I’m repeatedly asked about using monitors whether oxygen level monitors or even a baby monitor. The answer is No, and I don’t plan on getting or using either. We had both, years ago, and I won’t use them again. Monitors at home creates unneccesary suffering for myself. When approached and asked monitor questions from medical personnel here is my response. "Let me tell you how we do things in our house. We don’t sleep in the same bed. We don’t sleep in the same room. I don’t use baby monitors. What is, is and what happens, happens. We say our prayers before going to sleep and the rest is up to him and God. I know he stops breathing at night. I hear that and intervene when needed. We’ve done all the trials of interventions which he just won’t tolerate or have any part in. He is in control. He’s learned how to compensate and make life work for him and I respect that. If I have a monitor, I will get NO sleep. How well do people function with sleep deprivation? It is safer for us both for us to continue with what we’re doing and what works for us than to bring more equipment into the house that tells me what I already know."

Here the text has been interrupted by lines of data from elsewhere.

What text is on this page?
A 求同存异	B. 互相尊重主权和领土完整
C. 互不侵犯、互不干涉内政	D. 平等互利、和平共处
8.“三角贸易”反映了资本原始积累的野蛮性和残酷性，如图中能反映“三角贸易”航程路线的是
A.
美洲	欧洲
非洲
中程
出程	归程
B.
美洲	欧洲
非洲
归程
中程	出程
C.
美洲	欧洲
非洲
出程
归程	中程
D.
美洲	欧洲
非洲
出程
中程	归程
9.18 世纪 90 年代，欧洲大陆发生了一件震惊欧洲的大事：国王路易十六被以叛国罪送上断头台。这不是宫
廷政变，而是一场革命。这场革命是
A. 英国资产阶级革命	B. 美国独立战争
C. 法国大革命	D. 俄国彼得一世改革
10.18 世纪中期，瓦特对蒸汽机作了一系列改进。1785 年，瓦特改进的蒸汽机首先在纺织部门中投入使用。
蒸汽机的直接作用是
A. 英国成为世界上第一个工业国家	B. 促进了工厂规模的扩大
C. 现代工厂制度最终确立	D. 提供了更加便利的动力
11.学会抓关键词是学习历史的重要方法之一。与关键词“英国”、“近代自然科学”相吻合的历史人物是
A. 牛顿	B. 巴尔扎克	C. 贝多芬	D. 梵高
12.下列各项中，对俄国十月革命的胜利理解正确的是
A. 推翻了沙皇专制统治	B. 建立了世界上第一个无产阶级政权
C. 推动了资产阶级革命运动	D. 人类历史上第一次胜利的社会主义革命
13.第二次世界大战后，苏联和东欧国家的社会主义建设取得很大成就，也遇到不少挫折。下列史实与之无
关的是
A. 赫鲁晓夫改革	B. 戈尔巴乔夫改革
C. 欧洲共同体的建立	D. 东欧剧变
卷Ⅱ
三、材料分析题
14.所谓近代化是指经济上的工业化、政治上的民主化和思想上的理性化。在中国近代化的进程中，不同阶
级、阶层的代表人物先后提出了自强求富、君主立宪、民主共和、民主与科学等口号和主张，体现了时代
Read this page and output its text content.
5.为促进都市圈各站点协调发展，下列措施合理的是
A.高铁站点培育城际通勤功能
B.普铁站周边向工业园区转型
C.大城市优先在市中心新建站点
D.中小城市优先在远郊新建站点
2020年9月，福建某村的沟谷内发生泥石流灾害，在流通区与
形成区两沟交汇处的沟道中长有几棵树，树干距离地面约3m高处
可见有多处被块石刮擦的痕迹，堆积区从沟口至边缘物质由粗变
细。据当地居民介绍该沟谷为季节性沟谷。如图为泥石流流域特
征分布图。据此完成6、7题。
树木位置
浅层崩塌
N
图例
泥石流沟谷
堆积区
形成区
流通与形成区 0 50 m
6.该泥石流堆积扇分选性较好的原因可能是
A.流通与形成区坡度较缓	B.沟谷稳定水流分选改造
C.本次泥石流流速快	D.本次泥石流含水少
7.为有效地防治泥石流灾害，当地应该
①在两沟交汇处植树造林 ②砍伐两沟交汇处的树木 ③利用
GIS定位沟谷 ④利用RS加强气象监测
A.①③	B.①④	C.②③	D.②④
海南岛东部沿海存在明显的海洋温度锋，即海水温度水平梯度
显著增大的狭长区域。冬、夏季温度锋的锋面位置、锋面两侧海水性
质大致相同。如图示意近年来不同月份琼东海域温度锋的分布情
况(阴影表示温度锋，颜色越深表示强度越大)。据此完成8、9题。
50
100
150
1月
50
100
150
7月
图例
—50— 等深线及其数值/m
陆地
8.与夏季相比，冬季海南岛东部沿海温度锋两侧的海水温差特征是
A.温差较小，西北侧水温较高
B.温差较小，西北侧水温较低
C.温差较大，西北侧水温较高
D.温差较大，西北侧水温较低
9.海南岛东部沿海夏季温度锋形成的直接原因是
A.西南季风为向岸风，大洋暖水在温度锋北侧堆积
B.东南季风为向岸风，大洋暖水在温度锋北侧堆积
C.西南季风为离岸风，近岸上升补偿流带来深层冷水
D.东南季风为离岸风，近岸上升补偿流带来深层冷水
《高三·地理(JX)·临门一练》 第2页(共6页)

So you see, I often go to bed at night wondering if that will be the last time I see, hear, feel, smell my kid alive. Morbid? Perhaps. Reality, absolutely. That’s an unnerving space to be for a day or week, but indefinitely in a state of libo is exhausting. These aren’t thoughts or feelings that you, correction I can share with anybody. When I’m overwhelmed there a select few that I trust enough to say where I am and how I am. I hear Les Brown echoing in my ear “80% of people don’t care and the other 20% are glad it’s you and not them.” The suffering in silence is real. Who can handle this conversation? Who can hold me and let me process what this means. I found that it’s another parent, in a very similar situation.

I’ve learned to make every day count. I’m learning to shake the depression and even if I can’t shake it to move through it. Feel it and bring it along if I must, but to not allow it to steal the time that I do have. To create joy and memories even in the hardest and darkest moments.

There are days and many times I wish that I didn’t know as much as I do. There are days I wish I could just live in oblivion, but I can’t. I try, but that doesn’t work well. A few years ago I started speaking to all his specialists to identify what death signs were based on the body part they treated. They looked at me as if I were crazy. Perhaps I was and perhaps I am, I don’t know. I feel I do better when I have an idea of what could happen and what to be on the lookout for. It also helps in decision making. I don’t want us to be in the middle of a crisis and I have to make life altering decisions in a highly unstable emotional state and under duress. It’s time for me to have these conversations again and be more matter of fact with questions. Part of it is not knowing the right questions to ask and the other part is them not being comfortable talking about death. That last part really boggles my mind. Dying is evitable. I want to have a good death just as much as I work to have a good life, all that is within my control that is. If I want that for myself, I definitely want that for my child. I will celebrate his life and I will honor him in death.